Desde quando ele estava ali?
- Não Hoseok, ela tem que ouvir. – Voltou a encará-la. – Se precisa de ajuda, peça ajuda. Mas peça para as pessoas certas. Não fique agindo feito uma garota adolescente apaixonada, trancada em casa, depressiva e colocando-se em situações como essa!
Taehyung estava irritado, ela sabia.
- Não se preocupe comigo Taehyung, sou adulta o suficiente para tomar minhas próprias decisões.
- Ótimo! Faça isso então, mas não conte mais comigo. – Deu as costas à irmã. – Vê se a princesa ali deixa você levá-la pra casa. E se ela disser não, deixe que vá a pé. Não perca seu tempo Hobie. – Disse a Hoseok antes de sair caminhando para uma direção qualquer.
Soo Yun ficou encarando o irmão sair rapidamente. Os passos largos mostravam que ele não estava dando tempo para arrependimentos. Logo sumiu de sua visão. Soo Yun viu Nari tentar segui-lo e Namjoon a segurou.
Desde quando estavam ali?
- Não vou te deixar ir a pé. – Hoseok disse calmo. – E se não se importa, estou congelando.
A garota respirou fundo e o seguiu. Não queria ser a garota ‘mimada’ que Taehyung insinuou. Nunca fora e na verdade o irmão nunca tinha falado com ela daquela maneira. Sempre fora doce e gentil, normalmente era animado e brincalhão, mas Soo Yun sentia que ele estava diferente. E suspeitava o motivo.
- Tudo bem Hobie, me desculpe por isso.
- Não precisa se desculpar você deve ter seus motivos. – Encarou Nari e Namjoon. – Vou levá-la, falo com vocês depois.

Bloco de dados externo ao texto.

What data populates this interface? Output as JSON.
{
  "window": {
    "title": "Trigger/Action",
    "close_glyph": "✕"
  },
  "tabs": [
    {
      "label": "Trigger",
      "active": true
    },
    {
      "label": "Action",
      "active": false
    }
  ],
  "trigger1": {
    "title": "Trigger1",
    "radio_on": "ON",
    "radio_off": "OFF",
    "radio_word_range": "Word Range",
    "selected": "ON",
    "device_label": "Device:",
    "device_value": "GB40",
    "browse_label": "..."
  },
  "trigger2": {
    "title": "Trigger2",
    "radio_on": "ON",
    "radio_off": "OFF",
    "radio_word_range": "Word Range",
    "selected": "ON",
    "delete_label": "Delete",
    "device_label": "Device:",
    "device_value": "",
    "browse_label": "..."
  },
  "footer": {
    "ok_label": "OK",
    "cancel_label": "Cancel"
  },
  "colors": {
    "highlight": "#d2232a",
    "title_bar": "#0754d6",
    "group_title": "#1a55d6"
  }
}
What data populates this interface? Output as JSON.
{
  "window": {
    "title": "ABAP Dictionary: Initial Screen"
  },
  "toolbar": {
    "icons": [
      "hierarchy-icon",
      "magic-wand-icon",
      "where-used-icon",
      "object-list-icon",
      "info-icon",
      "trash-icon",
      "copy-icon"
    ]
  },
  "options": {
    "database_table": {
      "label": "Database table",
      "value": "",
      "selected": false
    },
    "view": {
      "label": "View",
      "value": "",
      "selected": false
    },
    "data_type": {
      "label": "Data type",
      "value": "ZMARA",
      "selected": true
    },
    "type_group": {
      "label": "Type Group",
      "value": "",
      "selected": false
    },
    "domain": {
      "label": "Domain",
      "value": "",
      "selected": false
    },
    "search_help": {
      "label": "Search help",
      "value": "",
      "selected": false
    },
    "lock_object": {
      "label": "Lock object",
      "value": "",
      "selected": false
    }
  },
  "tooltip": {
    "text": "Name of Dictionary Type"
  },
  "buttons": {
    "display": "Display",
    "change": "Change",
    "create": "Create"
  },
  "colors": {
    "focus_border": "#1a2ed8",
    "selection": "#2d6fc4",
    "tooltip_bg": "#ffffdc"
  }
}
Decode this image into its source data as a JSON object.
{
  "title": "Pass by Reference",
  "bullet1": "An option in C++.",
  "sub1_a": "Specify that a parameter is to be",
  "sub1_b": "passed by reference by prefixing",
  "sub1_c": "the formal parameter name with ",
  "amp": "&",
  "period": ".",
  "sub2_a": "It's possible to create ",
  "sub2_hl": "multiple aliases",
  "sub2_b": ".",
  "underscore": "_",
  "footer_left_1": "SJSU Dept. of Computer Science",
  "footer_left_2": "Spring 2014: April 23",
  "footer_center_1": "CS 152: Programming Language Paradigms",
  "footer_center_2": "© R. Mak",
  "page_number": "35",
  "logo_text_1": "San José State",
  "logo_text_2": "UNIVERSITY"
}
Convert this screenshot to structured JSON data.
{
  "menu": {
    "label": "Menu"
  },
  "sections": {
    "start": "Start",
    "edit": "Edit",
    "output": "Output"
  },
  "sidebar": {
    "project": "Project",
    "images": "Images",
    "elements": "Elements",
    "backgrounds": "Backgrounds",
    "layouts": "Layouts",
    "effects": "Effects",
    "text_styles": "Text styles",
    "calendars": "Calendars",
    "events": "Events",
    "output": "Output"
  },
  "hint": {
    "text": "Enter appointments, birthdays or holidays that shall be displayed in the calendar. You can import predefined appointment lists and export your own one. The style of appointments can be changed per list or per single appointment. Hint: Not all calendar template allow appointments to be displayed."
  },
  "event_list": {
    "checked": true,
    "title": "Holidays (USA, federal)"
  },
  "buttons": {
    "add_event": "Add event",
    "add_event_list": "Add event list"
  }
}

- Vamos atrás do Taehyung. – Namjoon falou pela primeira vez.
- Acho melhor não. – Hoseok concluiu. – Deixem – no sozinho um pouco. Ele precisa pensar e espairecer. Amanhã falamos com ele.
Vendo que ninguém discordava, Hoseok puxou Soo Yun pela mão até seu carro e seguiu pela avenida encharcada.
...
Taehyung caminhava com facilidade, a chuva tinha encharcado a areia e a deixava firme. Ao contrario disso, era assustador encarar o mar. Naquela madrugada fria as ondas iam e vinham raivosas e cinzentas. Mesmo com o tom negro do horizonte, Taehyung conseguia seguir o trajeto com os olhos perfeitamente. Estava com frio, mas seu sangue fervia.
Queria muito entender Soo Yun, queria muito entender tudo o que estava acontecendo. Não só com ela, mas também com ele. A raiva de alguma coisa crescia e era alimentada como se fosse um pequeno monstro de criação. Talvez um demônio interno em busca de liberdade.
Encarou o rochedo e viu nele uma frase gravada em cinza metálico: O amor é o estado no qual os homens têm mais probabilidades de ver as coisas tal como elas não são. – Nietzsche.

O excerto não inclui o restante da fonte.